Marcia Ory, PhD, MPH
Regents and Distinguished Professor
Texas A&M University
Marcia G. Ory, Ph.D., M.P.H., is a Regents and Distinguished Professor in the Department of Environmental and Occupational Health, Texas A&M School of Public Health (SPH) in College Station, Texas. Working with interdisciplinary teams in the TAMU Board of Regents Center for Community Health and Aging (CCHA), her primary goal is to reframe healthy aging as the new normal through innovative research, education, and service. Dr. Ory is an international leader in translating research into practice through investigations of behavioral, social, environmental, policy, and/or technological solutions to enhance health and quality of life for all. She has a long-standing commitment to aging and public health research, with a particular interest in dementia research that focuses on both individuals living with dementia and their care partners.

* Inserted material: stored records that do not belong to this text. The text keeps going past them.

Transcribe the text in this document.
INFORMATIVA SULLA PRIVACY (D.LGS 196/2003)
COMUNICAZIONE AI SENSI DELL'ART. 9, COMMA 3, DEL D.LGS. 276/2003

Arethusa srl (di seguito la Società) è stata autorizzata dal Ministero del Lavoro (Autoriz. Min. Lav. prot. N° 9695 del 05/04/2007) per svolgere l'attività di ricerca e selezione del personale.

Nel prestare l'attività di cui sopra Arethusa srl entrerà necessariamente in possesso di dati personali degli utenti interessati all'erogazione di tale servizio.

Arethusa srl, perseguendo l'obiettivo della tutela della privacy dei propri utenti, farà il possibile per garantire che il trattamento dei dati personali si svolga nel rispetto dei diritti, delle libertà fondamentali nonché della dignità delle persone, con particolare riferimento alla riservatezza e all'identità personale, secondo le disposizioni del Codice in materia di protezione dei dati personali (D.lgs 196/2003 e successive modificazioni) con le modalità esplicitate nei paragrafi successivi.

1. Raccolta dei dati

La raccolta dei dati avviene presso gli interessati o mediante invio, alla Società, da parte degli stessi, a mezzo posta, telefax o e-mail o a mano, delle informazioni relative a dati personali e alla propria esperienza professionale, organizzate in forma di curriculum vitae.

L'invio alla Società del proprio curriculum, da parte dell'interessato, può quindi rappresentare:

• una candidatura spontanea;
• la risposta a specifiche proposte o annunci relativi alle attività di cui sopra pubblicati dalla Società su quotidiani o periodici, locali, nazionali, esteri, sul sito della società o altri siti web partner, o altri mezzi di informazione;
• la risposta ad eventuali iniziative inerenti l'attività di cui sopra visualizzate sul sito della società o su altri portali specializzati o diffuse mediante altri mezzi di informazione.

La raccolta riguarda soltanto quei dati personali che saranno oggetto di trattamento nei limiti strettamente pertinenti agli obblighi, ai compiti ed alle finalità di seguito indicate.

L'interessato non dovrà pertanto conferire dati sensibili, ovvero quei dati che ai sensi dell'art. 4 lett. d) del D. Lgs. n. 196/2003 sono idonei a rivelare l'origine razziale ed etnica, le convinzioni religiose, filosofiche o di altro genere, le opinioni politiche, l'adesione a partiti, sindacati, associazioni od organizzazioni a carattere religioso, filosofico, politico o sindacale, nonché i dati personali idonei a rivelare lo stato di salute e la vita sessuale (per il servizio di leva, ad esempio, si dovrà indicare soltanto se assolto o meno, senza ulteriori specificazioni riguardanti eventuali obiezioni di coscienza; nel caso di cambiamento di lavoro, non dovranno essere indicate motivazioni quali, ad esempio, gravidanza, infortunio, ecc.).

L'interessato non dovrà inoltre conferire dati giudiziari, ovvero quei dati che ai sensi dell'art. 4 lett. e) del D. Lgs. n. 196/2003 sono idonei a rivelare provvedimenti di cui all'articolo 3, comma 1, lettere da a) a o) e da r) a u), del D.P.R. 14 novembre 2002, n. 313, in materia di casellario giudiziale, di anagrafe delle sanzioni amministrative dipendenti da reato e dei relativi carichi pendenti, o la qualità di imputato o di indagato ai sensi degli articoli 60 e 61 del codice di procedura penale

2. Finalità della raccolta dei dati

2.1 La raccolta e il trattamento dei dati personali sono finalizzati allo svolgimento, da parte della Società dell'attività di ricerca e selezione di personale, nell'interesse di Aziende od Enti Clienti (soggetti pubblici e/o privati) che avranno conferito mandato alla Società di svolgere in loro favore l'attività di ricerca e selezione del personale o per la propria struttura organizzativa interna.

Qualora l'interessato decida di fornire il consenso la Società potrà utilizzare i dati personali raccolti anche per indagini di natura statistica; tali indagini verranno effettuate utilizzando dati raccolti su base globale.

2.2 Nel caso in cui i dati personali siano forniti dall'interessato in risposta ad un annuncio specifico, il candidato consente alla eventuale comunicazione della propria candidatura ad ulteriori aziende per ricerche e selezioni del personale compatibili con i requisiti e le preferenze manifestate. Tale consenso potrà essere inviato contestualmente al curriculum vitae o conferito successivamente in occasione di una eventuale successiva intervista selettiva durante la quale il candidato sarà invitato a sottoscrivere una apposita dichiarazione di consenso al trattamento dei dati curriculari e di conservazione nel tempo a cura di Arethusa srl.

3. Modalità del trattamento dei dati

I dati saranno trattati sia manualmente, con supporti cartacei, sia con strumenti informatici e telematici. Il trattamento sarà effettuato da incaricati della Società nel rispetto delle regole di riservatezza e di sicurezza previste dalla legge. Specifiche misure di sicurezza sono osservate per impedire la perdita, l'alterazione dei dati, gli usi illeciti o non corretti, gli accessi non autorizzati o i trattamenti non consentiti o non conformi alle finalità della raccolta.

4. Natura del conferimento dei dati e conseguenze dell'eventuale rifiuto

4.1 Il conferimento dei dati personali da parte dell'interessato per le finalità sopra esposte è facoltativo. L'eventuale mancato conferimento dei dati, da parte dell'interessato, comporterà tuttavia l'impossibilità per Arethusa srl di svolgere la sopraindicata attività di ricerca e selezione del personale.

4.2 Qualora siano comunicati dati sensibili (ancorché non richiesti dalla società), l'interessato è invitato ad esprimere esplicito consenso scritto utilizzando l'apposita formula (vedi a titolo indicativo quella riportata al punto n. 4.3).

Lauren J. Parker, PhD, MPH
Associate Scientist
Johns Hopkins Bloomberg School of Public Health
Dr. Lauren J. Parker, PhD, MPH, is an Associate Scientist at the Johns Hopkins Bloomberg School of Public Health. Her research advances dementia care and support for all families, with a focus on communities who experience higher prevalence and greater risk of dementia. She develops and implements culturally tailored, community-based interventions to ensure that services and resources reach those most in need, with the goal of achieving parity in dementia care. Dr. Parker is Principal Investigator of an NIA-funded K01 study examining biological and psychosocial stress pathways among caregivers and serves as Co-Investigator with the State Alzheimer’s Research Support Center (StARS) and the Implementation Core of the NIA-funded IMPACT Collaboratory. A national leader in dementia caregiving science, Dr. Parker works at the intersection of research, policy, and practice to strengthen support for people living with dementia and their caregivers.

Alan Stevens
Sidney Stahl, PhD
Retired, Chief, Behavioral Processes Branch, National Institute on Aging
Division of Behavioral and Social Research, National Institutes of Health
Dr. Sidney M. Stahl served as the Chief of the Individual Behavioral Processes Branch at the National Institute on Aging (NIA), National Institutes of Health (NIH) from 1996 until retiring in 2012. He promoted diversity in aging research by creating the Resource Centers for Minority Aging Research (RCMAR) program and initiating NIA’s research programs on elder abuse. After retiring, he served as elder abuse research consultant to the U.S. Department of Justice and the U.S. Administration for Community Living/Administration on Aging. He helped implement part of the Affordable Care Act creating the Cabinet-level Elder Justice Coordinating Council. The Gerontological Society of America (GSA) chose Dr. Stahl as the 2012 recipient of the Donald P. Kent Award. Prior to his career at NIH, he was a professor of medical sociology and social gerontology at Purdue University for over 20 years.